About the National Archives

Welcome Remarks for Vesper Flights with the Concord Museum

Good evening.  I am David Ferriero, the Archivist of the United States, and it is my pleasure to welcome you to this forum with Helen Macdonald as she discusses her new collection of essays, Vesper Flights.

Helen Macdonald’s bestselling debut, H is for Hawk, brought the astonishing story of her relationship with her goshawk, Mabel, to global critical acclaim establishing her as one of this century’s most important and insightful nature writers.  In her review in the New York Times, Vicki Constantine Cooke observed: “Writing a great bird book … calls for poetry and science, conjuring and evidence. In H Is for Hawk, winner of the Samuel Johnson Prize and the Costa Book Award, Helen Macdonald renders an indelible impression of a raptor’s fierce essence — and her own — with words that mimic feathers, so impossibly pretty we don’t notice their astonishing engineering.”

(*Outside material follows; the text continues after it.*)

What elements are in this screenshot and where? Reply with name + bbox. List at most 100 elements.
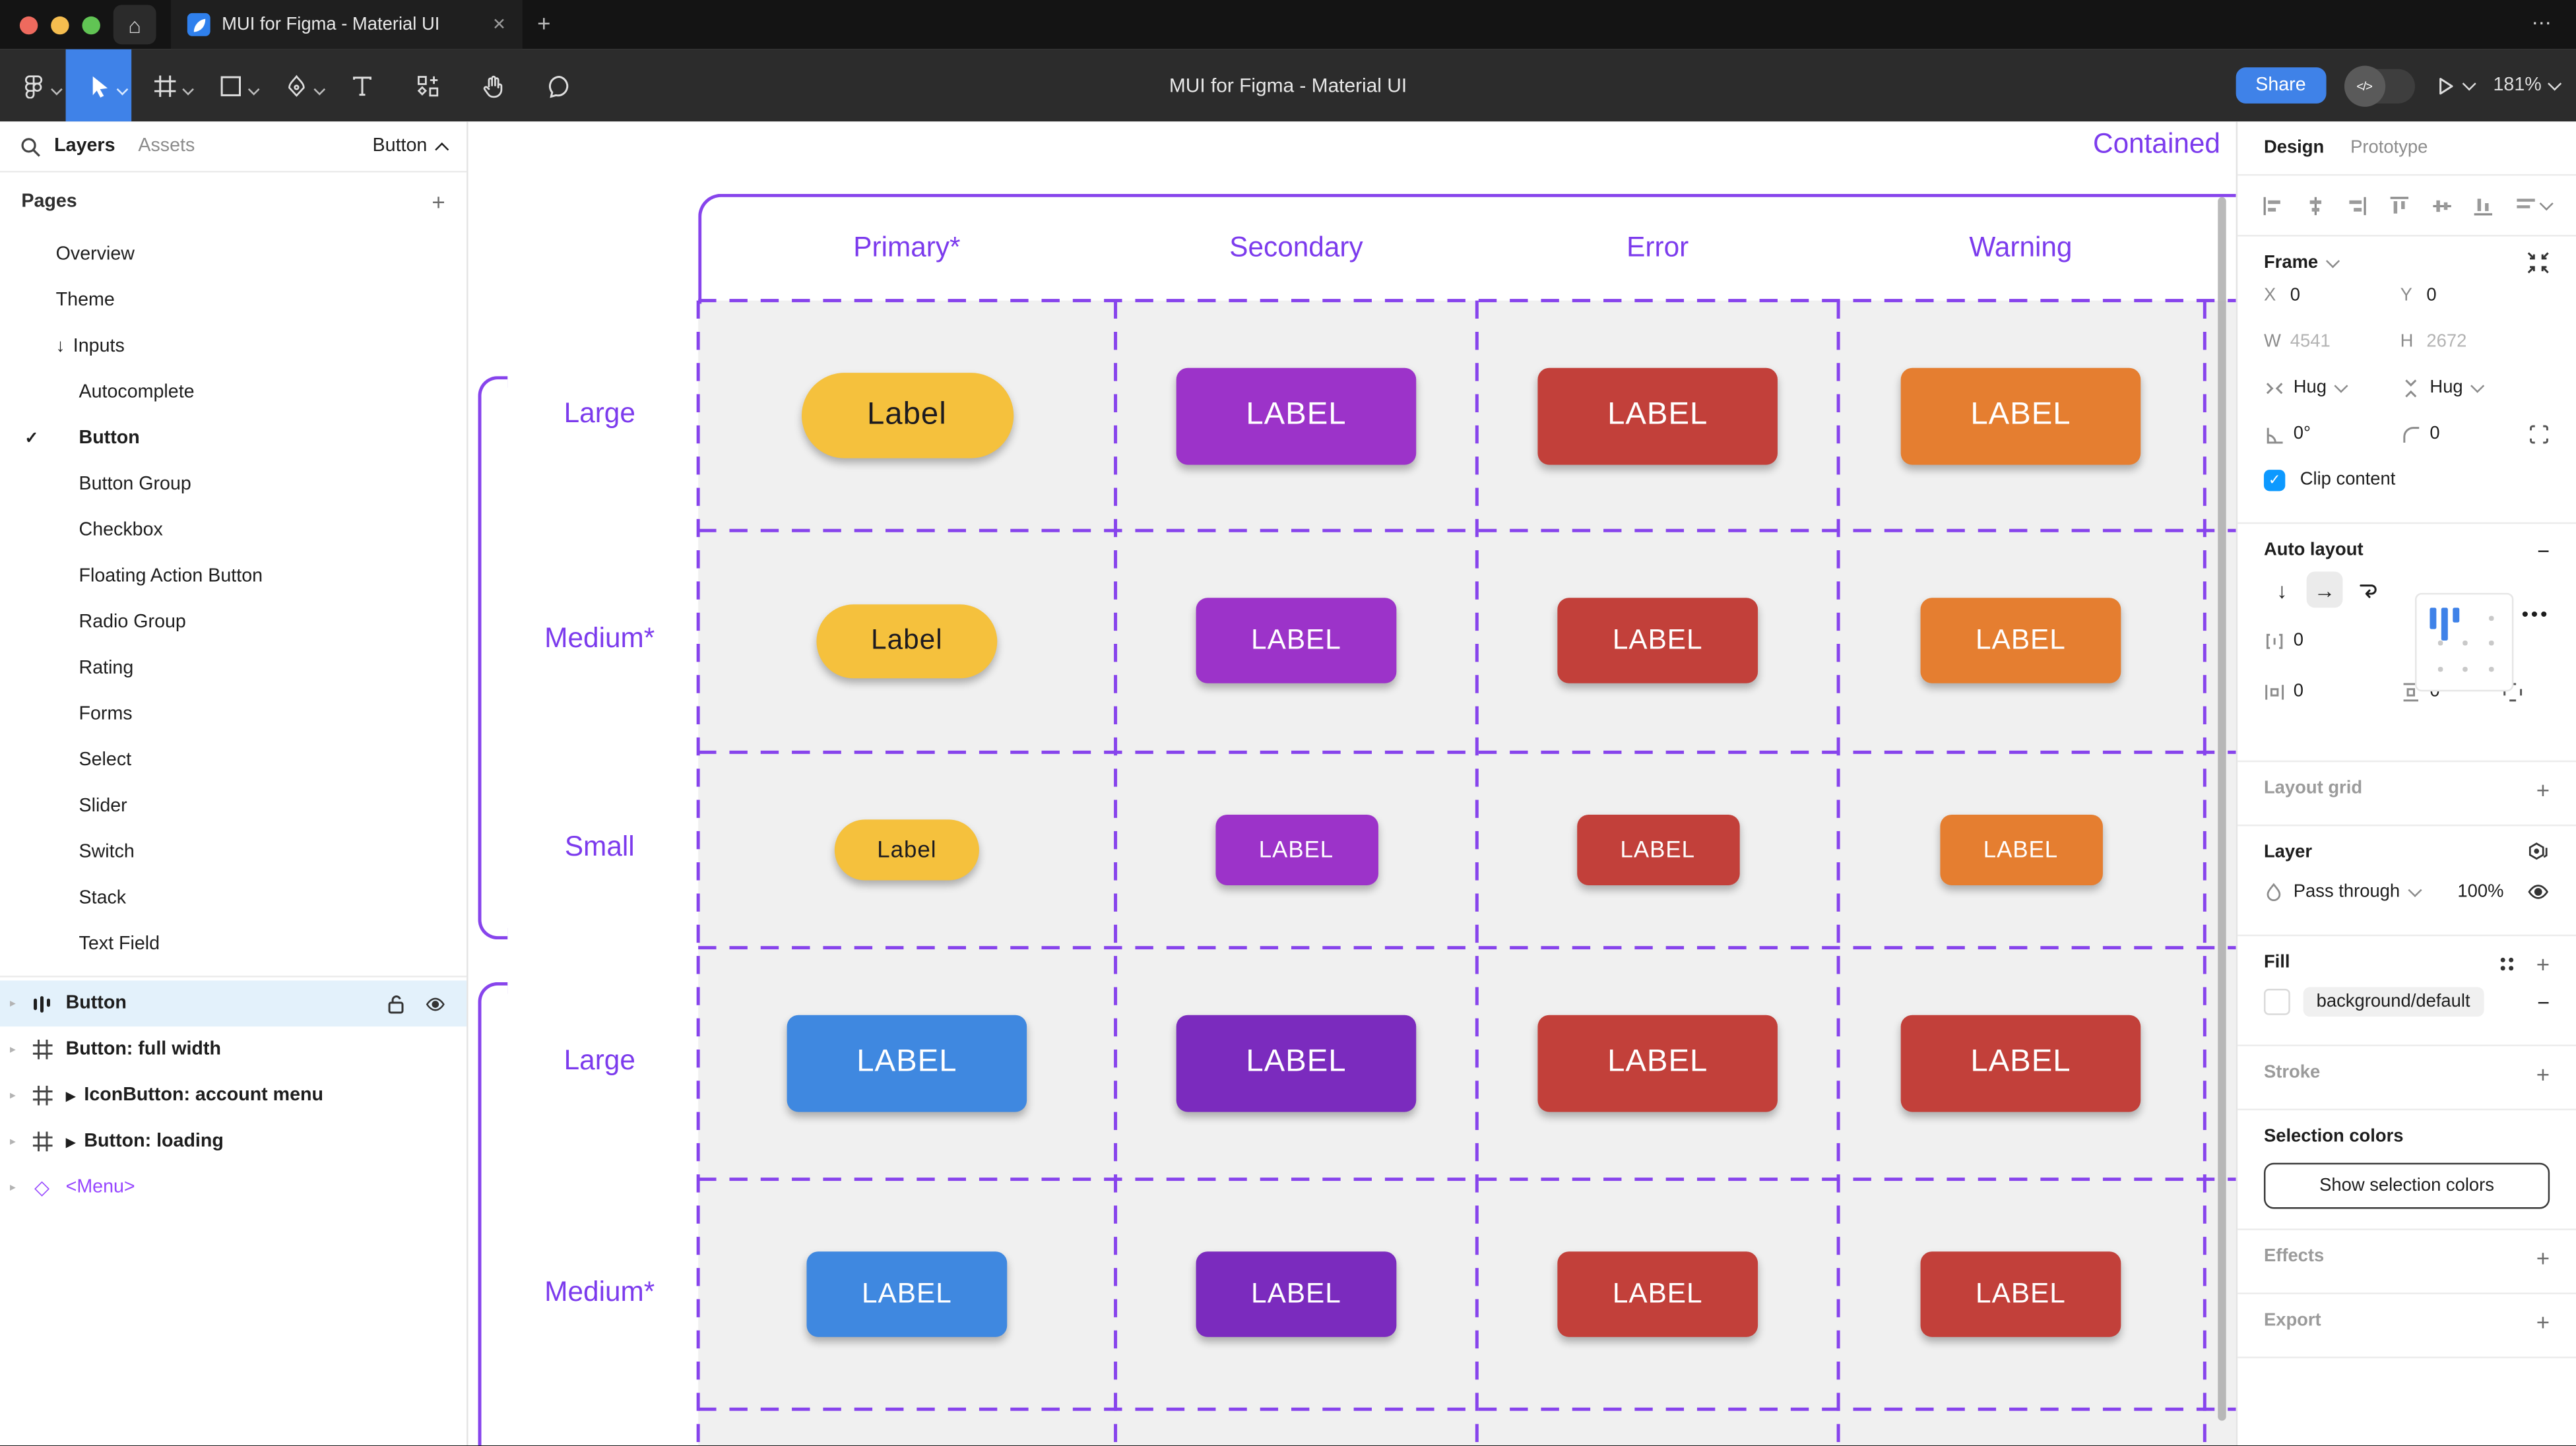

While the backbone of H is for Hawk is memoir, the book also features a shadow biography of T. H White, an author best known for his of Arthurian novel, The Once and Future King, who also wrote a book on goshawks which Helen Macdonald read as a child.  I note that here because Ms. Macdonald conducted much of her research at the Ransom Center at the University of Texas, the repository of the T.H. White’s archival materials, a potent reminder of the power of historical records to illuminate the present.

In Vesper Flights, Helen Macdonald brings together a collection of her best loved essays on topics ranging from nostalgia for a vanishing countryside -- to the tribulations of farming ostriches -- to her own private vespers while trying to fall asleep. Meditating on notions of captivity and freedom, immigration and flight, Helen Macdonald invites us into her most intimate experiences: observing massive migrations of songbirds from the top of the Empire State Building, watching tens of thousands of cranes in Hungary, seeking the last golden orioles in Suffolk’s poplar forests.

It is a pleasure to welcome tonight’s moderator back to the National Archives. Tom Putnam is the former director of the Kennedy Library and served as the Acting Director of the Office of Presidential Libraries before becoming director of the Concord Museum, home to a number of iconic artifacts from our nation’s history, including, for example, the world’s largest collection of objects related to Henry David Thoreau, one of the 19th century’s most important and insightful nature writers.

At the conclusion of tonight’s conversation with Helen Macdonald, the Concord Museum will officially launch a new website that is part of a $3 million gallery redesign effort that received major grant funding from the National Endowment for the Humanities. This new interactive and multimedia microsite uses artifacts and manuscripts to bring Thoreau’s world to life for a national and international audience.  

Lastly, we are pleased that this evening’s forum falls between two virtual film screenings featuring classic documentaries from the motion picture holdings of the National Archives in partnership with the 2022 Environmental Film Festival in the Nation’s Capital.  This past weekend we aired Pare Lorentz’s 1937 classic The River about the exploitation and misuse of the Mississippi River. This Sunday afternoon, please join us for a screening of The City which was produced for the 1939 New York World’s Fair as a call to rebuild America’s cities in the form of planned communities. 

I thank all of you who are watching this evening for joining us at this special hour since Helen Macdonald is coming to us live from her home in England. Let me conclude by stating what a great fan I am of Helen Macdonald’s writing and have enjoyed reading these new essays about observation, time, memory, love and loss and how we make sense of the world around us. It is a pleasure, now, to introduce Tom Putnam and Helen Macdonald.